Another project that spun off from the feed processing service was our thumbnailing system. We find and extract a suitable image from each entry in the feed content and generate a thumbnail to display in our app. We ran into some difficulties performing thumbnailing reliably as part of the feed processing task on NodeJS. This was because thumbnailing took significantly more time than processing the feed itself and handling both tasks separately while making sure that thumbnails still got connected to the correct feed entry proved very difficult to implement. I built a scalable thumbnailing generation service in Java using Amazon’s Simple Workflow Service and Flow Framework (which is part of the Java SDK).

This service takes one or more URLs from the feed processing system via HTTP POST to a round-robin DNS entry, creates a loading placeholder for the thumbnail, fetches an image from each URL, filters these images based on a “thumbnail specification”, scales the selected image, and stores the final thumbnail in S3 (another amazon service). Amazon’s workflow service allows the system to scale to an extent that I doubt we’ll reach.
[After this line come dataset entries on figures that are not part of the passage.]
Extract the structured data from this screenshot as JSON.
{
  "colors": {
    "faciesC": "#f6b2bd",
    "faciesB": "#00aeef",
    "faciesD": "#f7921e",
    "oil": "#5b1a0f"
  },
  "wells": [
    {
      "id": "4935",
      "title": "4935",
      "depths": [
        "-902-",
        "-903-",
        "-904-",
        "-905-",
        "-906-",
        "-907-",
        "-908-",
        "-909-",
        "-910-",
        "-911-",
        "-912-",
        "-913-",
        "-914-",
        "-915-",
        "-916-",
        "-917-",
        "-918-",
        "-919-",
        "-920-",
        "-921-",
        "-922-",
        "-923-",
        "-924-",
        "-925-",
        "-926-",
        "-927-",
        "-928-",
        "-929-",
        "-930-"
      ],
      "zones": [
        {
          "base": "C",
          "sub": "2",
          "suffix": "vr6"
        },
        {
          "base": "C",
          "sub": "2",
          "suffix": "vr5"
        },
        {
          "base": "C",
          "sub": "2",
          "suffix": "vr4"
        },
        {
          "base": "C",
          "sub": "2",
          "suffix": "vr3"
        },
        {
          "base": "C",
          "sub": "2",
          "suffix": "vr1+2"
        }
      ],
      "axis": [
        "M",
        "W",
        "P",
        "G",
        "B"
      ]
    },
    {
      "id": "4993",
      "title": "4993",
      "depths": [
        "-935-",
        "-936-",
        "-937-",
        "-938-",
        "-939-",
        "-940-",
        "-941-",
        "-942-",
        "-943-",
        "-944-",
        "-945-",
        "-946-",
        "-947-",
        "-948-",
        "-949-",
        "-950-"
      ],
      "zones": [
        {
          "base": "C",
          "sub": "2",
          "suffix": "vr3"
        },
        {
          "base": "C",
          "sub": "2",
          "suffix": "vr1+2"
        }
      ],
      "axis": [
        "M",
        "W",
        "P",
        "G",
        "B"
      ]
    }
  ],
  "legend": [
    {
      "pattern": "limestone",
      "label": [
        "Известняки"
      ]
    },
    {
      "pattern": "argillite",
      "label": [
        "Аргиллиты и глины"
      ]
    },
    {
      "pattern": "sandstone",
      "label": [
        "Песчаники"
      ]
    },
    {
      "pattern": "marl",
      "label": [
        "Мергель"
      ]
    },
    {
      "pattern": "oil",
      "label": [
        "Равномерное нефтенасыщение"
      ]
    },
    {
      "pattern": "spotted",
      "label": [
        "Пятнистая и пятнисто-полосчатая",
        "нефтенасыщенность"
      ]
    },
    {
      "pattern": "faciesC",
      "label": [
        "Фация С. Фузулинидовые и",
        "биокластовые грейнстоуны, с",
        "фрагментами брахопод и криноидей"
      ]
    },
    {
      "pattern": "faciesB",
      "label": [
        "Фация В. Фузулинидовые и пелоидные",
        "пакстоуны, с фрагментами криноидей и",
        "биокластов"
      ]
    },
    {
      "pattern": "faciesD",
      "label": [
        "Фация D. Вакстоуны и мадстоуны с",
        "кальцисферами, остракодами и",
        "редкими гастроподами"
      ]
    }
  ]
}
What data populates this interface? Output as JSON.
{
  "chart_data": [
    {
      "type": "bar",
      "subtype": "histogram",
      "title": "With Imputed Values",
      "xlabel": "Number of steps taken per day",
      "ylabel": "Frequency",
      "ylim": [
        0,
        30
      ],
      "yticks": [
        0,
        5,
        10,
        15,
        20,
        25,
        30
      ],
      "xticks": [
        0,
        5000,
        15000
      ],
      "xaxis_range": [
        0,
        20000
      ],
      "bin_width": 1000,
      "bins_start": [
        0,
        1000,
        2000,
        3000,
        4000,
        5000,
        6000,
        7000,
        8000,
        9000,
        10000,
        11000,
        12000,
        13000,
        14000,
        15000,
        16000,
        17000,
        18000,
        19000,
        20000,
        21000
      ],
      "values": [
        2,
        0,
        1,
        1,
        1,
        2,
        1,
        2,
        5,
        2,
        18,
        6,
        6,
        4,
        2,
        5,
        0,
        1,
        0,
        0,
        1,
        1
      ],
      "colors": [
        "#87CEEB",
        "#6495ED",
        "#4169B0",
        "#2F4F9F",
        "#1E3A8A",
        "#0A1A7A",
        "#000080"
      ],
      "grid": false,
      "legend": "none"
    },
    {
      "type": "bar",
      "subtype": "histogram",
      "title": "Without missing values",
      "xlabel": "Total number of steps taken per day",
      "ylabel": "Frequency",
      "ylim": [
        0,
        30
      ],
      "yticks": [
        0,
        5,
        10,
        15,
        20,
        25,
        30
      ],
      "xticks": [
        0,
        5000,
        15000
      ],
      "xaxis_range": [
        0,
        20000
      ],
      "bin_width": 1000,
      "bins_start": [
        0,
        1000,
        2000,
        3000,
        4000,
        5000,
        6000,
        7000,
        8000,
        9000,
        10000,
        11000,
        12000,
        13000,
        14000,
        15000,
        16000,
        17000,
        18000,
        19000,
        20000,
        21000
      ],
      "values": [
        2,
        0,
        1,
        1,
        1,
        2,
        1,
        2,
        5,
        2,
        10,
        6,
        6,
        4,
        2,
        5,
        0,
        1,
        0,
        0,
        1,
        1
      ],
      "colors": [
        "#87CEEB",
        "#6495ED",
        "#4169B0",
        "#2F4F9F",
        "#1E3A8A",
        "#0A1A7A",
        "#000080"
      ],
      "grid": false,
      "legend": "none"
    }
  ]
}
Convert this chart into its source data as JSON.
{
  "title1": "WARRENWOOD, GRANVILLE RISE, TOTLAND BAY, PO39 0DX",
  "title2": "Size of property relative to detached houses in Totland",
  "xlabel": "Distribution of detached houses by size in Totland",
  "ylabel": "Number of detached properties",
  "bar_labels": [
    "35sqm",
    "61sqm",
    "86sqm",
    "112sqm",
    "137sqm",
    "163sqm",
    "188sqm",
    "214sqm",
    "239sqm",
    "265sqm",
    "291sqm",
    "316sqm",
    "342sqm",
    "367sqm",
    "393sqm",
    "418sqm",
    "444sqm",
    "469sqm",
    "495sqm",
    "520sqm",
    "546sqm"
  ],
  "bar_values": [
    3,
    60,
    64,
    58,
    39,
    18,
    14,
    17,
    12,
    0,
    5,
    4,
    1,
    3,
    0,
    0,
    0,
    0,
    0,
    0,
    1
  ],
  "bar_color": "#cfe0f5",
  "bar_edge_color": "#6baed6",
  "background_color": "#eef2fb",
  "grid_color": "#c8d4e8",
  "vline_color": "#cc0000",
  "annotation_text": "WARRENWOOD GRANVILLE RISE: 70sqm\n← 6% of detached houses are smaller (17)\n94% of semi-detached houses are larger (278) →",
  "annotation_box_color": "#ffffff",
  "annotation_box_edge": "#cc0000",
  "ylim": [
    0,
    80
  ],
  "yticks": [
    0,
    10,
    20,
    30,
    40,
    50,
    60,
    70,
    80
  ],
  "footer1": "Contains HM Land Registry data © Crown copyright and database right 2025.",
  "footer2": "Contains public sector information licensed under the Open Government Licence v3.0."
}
The service is currently fetching, analyzing, resizing, and storing about 12,000 thumbnail images every 24 hours, on two servers that could likely handle several times that amount. It’s been pretty fun to build this system and see it actually work. Very exciting!

This post has gotten quite long, so I will have to dig into more depth about some of these things in future posts. I’ve had a great time as part of Saltbox team and I am really thankful of the opportunity its been so far.